Pattern of failure and clinical value of local therapy for oligo‐recurrence in locally advanced non‐small cell lung cancer after definitive chemoradiation: Impact of driver mutation status

Abstract Introduction Considerable differences of treatment response and pattern of failure may exist between definitive chemoradiation (CRT) treated locally advanced non‐small cell lung cancer (LA‐NSCLC) patients. The clinical value of additional tyrosine kinase inhibitors (TKIs) before disease recurrence and salvage local therapy after initial recurrent disease remain controversial. Methods and Materials Consecutive LA‐NSCLC patients receiving definitive CRT and having definite results about driver mutations (EGFR, ALK and ROS1) were retrospectively reviewed. Initial recurrent disease was classified as in‐field recurrence, out‐of‐field recurrence and distant metastasis. Recurrent disease occurred only in the brain or limited to ≤3 extra‐cranial organs and ≤5 extra‐cranial lesions, was defined as oligo‐recurrence.
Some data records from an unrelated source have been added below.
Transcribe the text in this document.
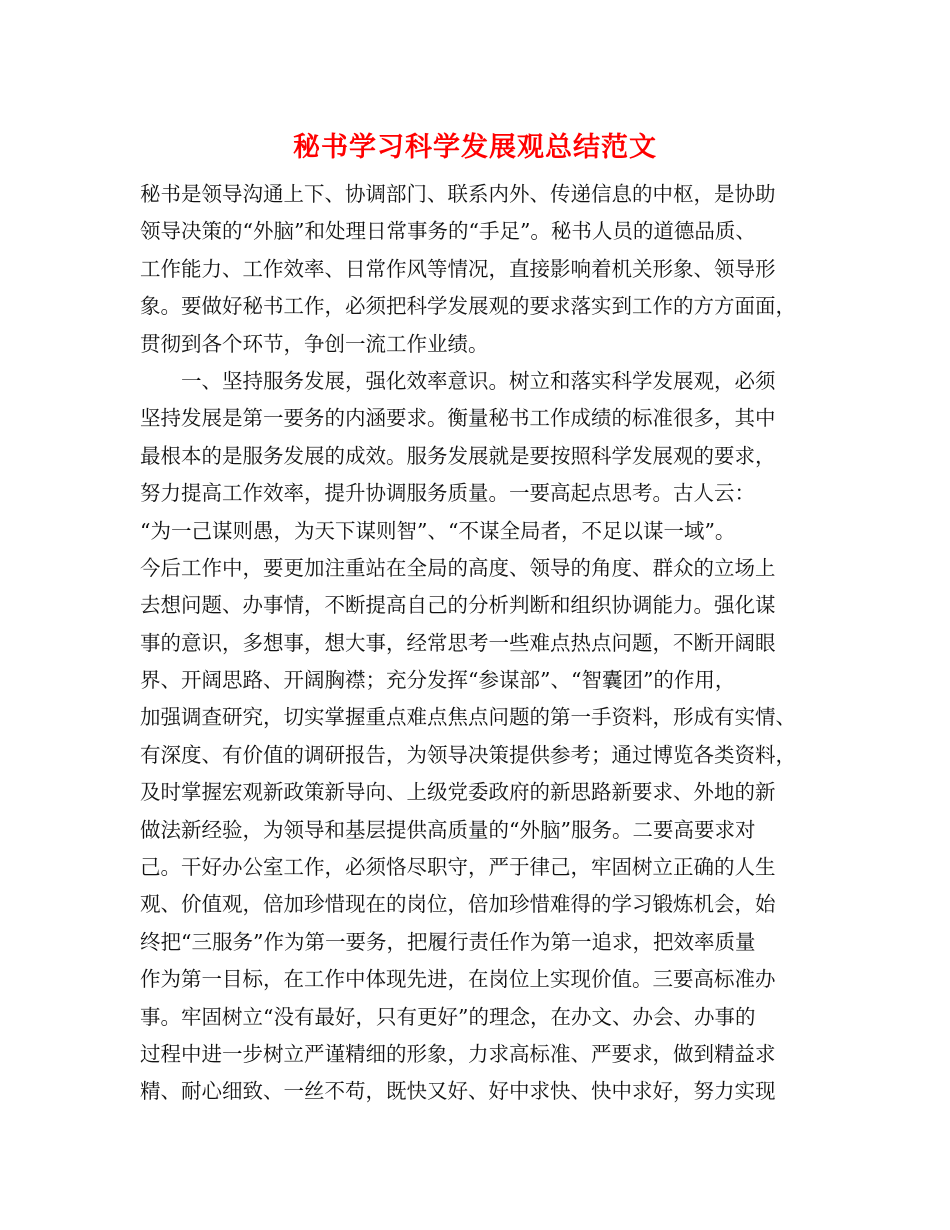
秘书学习科学发展观总结范文
秘书是领导沟通上下、协调部门、联系内外、传递信息的中枢，是协助
领导决策的“外脑”和处理日常事务的“手足”。秘书人员的道德品质、
工作能力、工作效率、日常作风等情况，直接影响着机关形象、领导形
象。要做好秘书工作，必须把科学发展观的要求落实到工作的方方面面，
贯彻到各个环节，争创一流工作业绩。
　　一、坚持服务发展，强化效率意识。树立和落实科学发展观，必须
坚持发展是第一要务的内涵要求。衡量秘书工作成绩的标准很多，其中
最根本的是服务发展的成效。服务发展就是要按照科学发展观的要求，
努力提高工作效率，提升协调服务质量。一要高起点思考。古人云：
“为一己谋则愚，为天下谋则智”、“不谋全局者，不足以谋一域”。
今后工作中，要更加注重站在全局的高度、领导的角度、群众的立场上
去想问题、办事情，不断提高自己的分析判断和组织协调能力。强化谋
事的意识，多想事，想大事，经常思考一些难点热点问题，不断开阔眼
界、开阔思路、开阔胸襟；充分发挥“参谋部”、“智囊团”的作用，
加强调查研究，切实掌握重点难点焦点问题的第一手资料，形成有实情、
有深度、有价值的调研报告，为领导决策提供参考；通过博览各类资料，
及时掌握宏观新政策新导向、上级党委政府的新思路新要求、外地的新
做法新经验，为领导和基层提供高质量的“外脑”服务。二要高要求对
己。干好办公室工作，必须恪尽职守，严于律己，牢固树立正确的人生
观、价值观，倍加珍惜现在的岗位，倍加珍惜难得的学习锻炼机会，始
终把“三服务”作为第一要务，把履行责任作为第一追求，把效率质量
作为第一目标，在工作中体现先进，在岗位上实现价值。三要高标准办
事。牢固树立“没有最好，只有更好”的理念，在办文、办会、办事的
过程中进一步树立严谨精细的形象，力求高标准、严要求，做到精益求
精、耐心细致、一丝不苟，既快又好、好中求快、快中求好，努力实现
Progression free survival and overall survival (OS) were calculated from diagnosis to disease progression or death, and to death, respectively. OS2 was measured from initial disease recurrence to death among patients who had recurrent disease. Results Of the 153 enrolled patients, 39 had driver mutations and 13 received additional TKI therapy besides definitive CRT. Patients harboring driver mutations but without additional TKI therapy had a similar PFS and significantly longer OS (p = 0.032) than those without driver mutations. Additional TKI therapy prolonged PFS (p = 0.021) but not OS among patients with driver mutations. No significant difference of pattern of failure was observed between patient subgroups stratified by the status of driver mutations and the usage of additional TKI therapy. Furthermore, 57 of the 95 patients with initial recurrent disease developed oligo‐recurrence and salvage local therapy significantly improved OS2 (p = 0.01) among patients with oligo‐recurrence disease. Conclusion LA‐NSCLC patients receiving definitive CRT generally had similar PFS and pattern of treatment failure, regardless of driver mutation status. Additional TKI therapy besides definitive CRT could prolong PFS but not OS. The majority of recurrent disease after definitive CRT belongs to oligo‐recurrence and salvage local therapy may provide survival benefit.